Après avoir attendu près d’une heure, nous voyons apparaître un véhicule blindé blanc de l’armée escaladant la colline. Les soldats ne sortent pas et le petit groupe d’écoliers se met en branle. Une des jeunes filles, Shuruq, vêtue d’un voile blanc, marche d’un bon pas en tête du groupe. Il y a un an, elle était hospitalisée après avoir reçu une pierre en pleine tête. "Beaucoup d’entre eux ne vont plus à l’école", constate Sami.
Lui-même a été attaqué par des colons à bord de véhicules tout-terrain. Il nous montre un enregistrement de l’incident mais l’image est mauvaise. Il rembobine et nous laisse regarder à nouveau, comme si nous n’allions pas le croire. Même s’il a déposé plainte en reconnaissant formellement ses agresseurs, la police ne l’a jamais recontacté.
Sur le chemin du retour, un pick-up nous dépasse. Au volant, un homme chauve nous filme derrière ses lunettes de soleil. Un mois plus tard, Sami Huraini est convoqué au poste de police de Kiryat Arba pour y être interrogé. On l’accuse d’avoir pénétré illégalement sur le territoire de Ma’on avec des amis et il y a des preuves, selon l’officier qui le reçoit. Seul Sami les intéresse apparemment, et pas ceux qui l’accompagnaient.

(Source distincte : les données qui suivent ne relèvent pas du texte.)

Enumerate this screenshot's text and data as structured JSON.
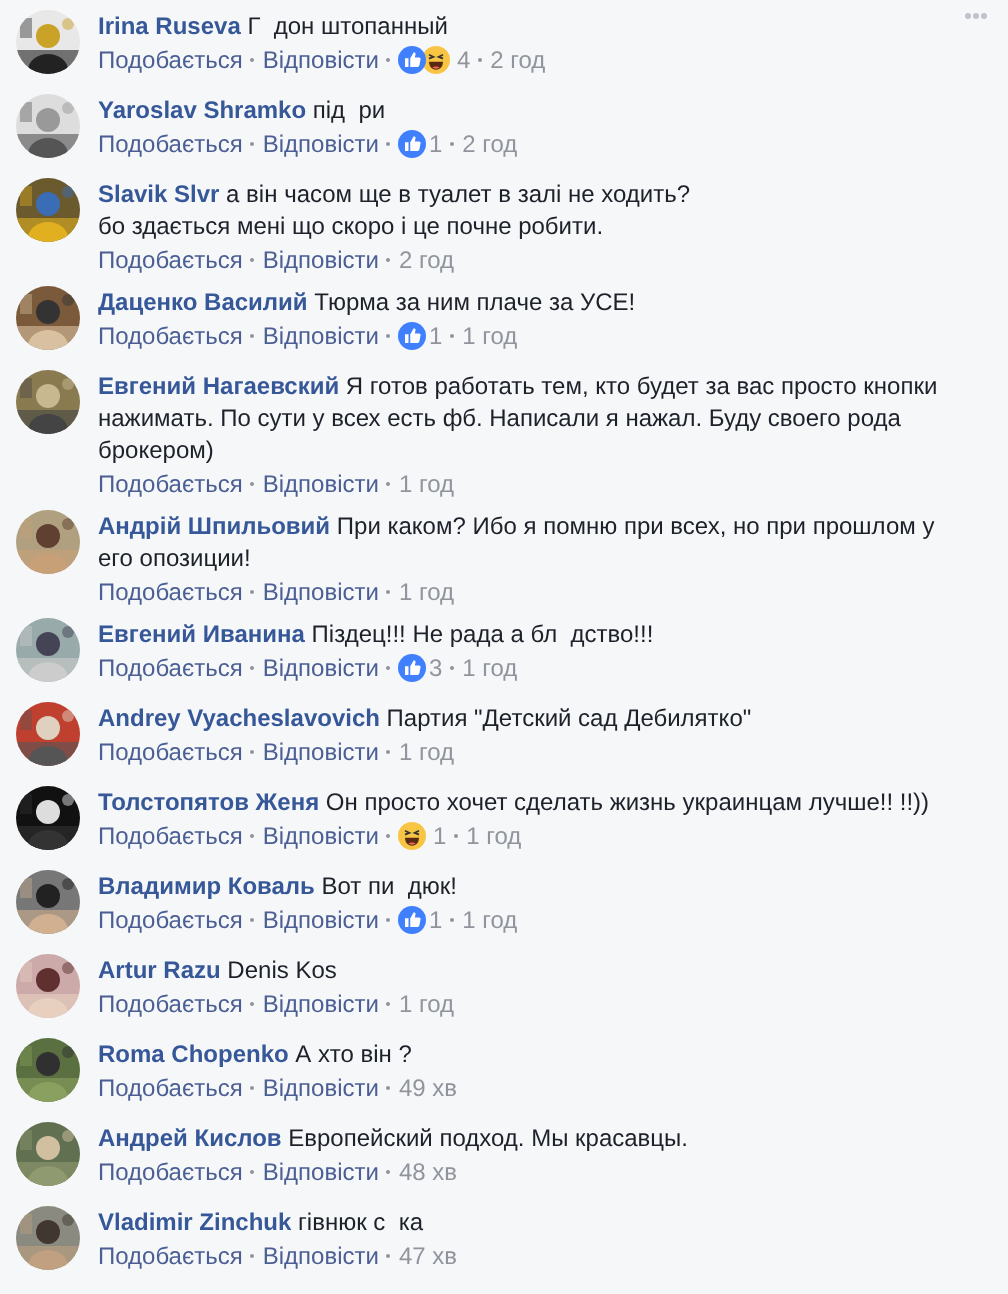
{
  "comments": [
    {
      "author": "Irina Ruseva",
      "text": "Г  дон штопанный",
      "like": "Подобається",
      "reply": "Відповісти",
      "reactions": [
        {
          "kind": "like"
        },
        {
          "kind": "haha"
        }
      ],
      "count": "4",
      "time": "2 год",
      "menu": true
    },
    {
      "author": "Yaroslav Shramko",
      "text": "під  ри",
      "like": "Подобається",
      "reply": "Відповісти",
      "reactions": [
        {
          "kind": "like"
        }
      ],
      "count": "1",
      "time": "2 год"
    },
    {
      "author": "Slavik Slvr",
      "text": "а він часом ще в туалет в залі не ходить?\nбо здається мені що скоро і це почне робити.",
      "like": "Подобається",
      "reply": "Відповісти",
      "time": "2 год"
    },
    {
      "author": "Даценко Василий",
      "text": "Тюрма за ним плаче за УСЕ!",
      "like": "Подобається",
      "reply": "Відповісти",
      "reactions": [
        {
          "kind": "like"
        }
      ],
      "count": "1",
      "time": "1 год"
    },
    {
      "author": "Евгений Нагаевский",
      "text": "Я готов работать тем, кто будет за вас просто кнопки нажимать. По сути у всех есть фб. Написали я нажал. Буду своего рода брокером)",
      "like": "Подобається",
      "reply": "Відповісти",
      "time": "1 год"
    },
    {
      "author": "Андрій Шпильовий",
      "text": "При каком? Ибо я помню при всех, но при прошлом у его опозиции!",
      "like": "Подобається",
      "reply": "Відповісти",
      "time": "1 год"
    },
    {
      "author": "Евгений Иванина",
      "text": "Піздец!!! Не рада а бл  дство!!!",
      "like": "Подобається",
      "reply": "Відповісти",
      "reactions": [
        {
          "kind": "like"
        }
      ],
      "count": "3",
      "time": "1 год"
    },
    {
      "author": "Andrey Vyacheslavovich",
      "text": "Партия \"Детский сад Дебилятко\"",
      "like": "Подобається",
      "reply": "Відповісти",
      "time": "1 год"
    },
    {
      "author": "Толстопятов Женя",
      "text": "Он просто хочет сделать жизнь украинцам лучше!! !!))",
      "like": "Подобається",
      "reply": "Відповісти",
      "reactions": [
        {
          "kind": "haha"
        }
      ],
      "count": "1",
      "time": "1 год"
    },
    {
      "author": "Владимир Коваль",
      "text": "Вот пи  дюк!",
      "like": "Подобається",
      "reply": "Відповісти",
      "reactions": [
        {
          "kind": "like"
        }
      ],
      "count": "1",
      "time": "1 год"
    },
    {
      "author": "Artur Razu",
      "text": "Denis Kos",
      "like": "Подобається",
      "reply": "Відповісти",
      "time": "1 год"
    },
    {
      "author": "Roma Chopenko",
      "text": "А хто він ?",
      "like": "Подобається",
      "reply": "Відповісти",
      "time": "49 хв"
    },
    {
      "author": "Андрей Кислов",
      "text": "Европейский подход. Мы красавцы.",
      "like": "Подобається",
      "reply": "Відповісти",
      "time": "48 хв"
    },
    {
      "author": "Vladimir Zinchuk",
      "text": "гівнюк с  ка",
      "like": "Подобається",
      "reply": "Відповісти",
      "time": "47 хв"
    }
  ]
}
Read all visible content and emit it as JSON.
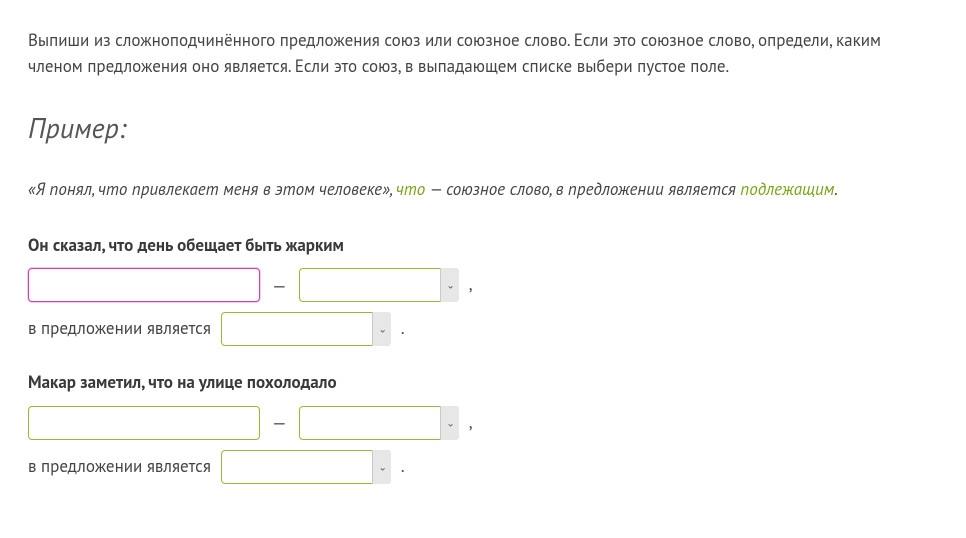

Sami leur explique que s’il était entré dans Havat Ma’on, c’était par erreur. Pourtant, son avocat tient à clarifier la situation : "Il n’y a pas de cas d’entrée illégale sur un territoire sans intention de pénétrer illégalement sur un territoire...Il n’y a donc aucune charge légitime contre mon client. Même si la police n’est pas tenue de montrer la preuve de ce qu’elle avance, il est raisonnable de penser qu’ils n’ont rien contre lui."
Sami Huraini n’a jamais reçu les preuves de son implication mais on lui a dit qu’il devait payer 500 shekels ou aller en prison. Il n’avait que 100 shekels sur lui et un examen le lendemain. Les soldats ont pris l’argent et l’ont laissé partir sans aucun reçu. Ce qui l’empêche de demander un remboursement, comme il a le droit de le faire, 180 jours plus tard. Quant au soi-disant marchandage, la police a juste déclaré que ce n’était pas "casher. C’est la police ici, ce n’est pas le marché du Carmel !" [NDT : le plus grand marché de Tel Aviv]
En 2020, Youth of Sumud a planté des oliviers à côté d’une forêt entretenue par le Fonds national juif entre Ma’on et At-Tuwani. Sami Huraini explique qu’ils essaient ainsi d’endiguer physiquement l’empiètement de la colonie sur la colline, tout en conférant aux jeunes du village un sens de la propriété de leur terre.
Quelques semaines plus tard, alors que les jeunes pousses commençaient à sortir, elles ont été arrachées, et ce n’était pas la première fois. Qui a fait ça ? "Les colons, qui d’autre ?", répond Sami dans un haussement d’épaules.
Ses racines sont plus solides que jamais pourtant.
Nous voulons juste vivre normalement dans notre village, vivre dignement. Nous voulons laisser derrière nous le traumatisme et vivre en sécurité. Et que ce système d’apartheid s’effondre.
Ce vendredi, alors qu’il pointera une fois encore au poste de Kiryat Arba, ses camarades sortiront dans les rues d’At-Tuwani pour continuer la lutte.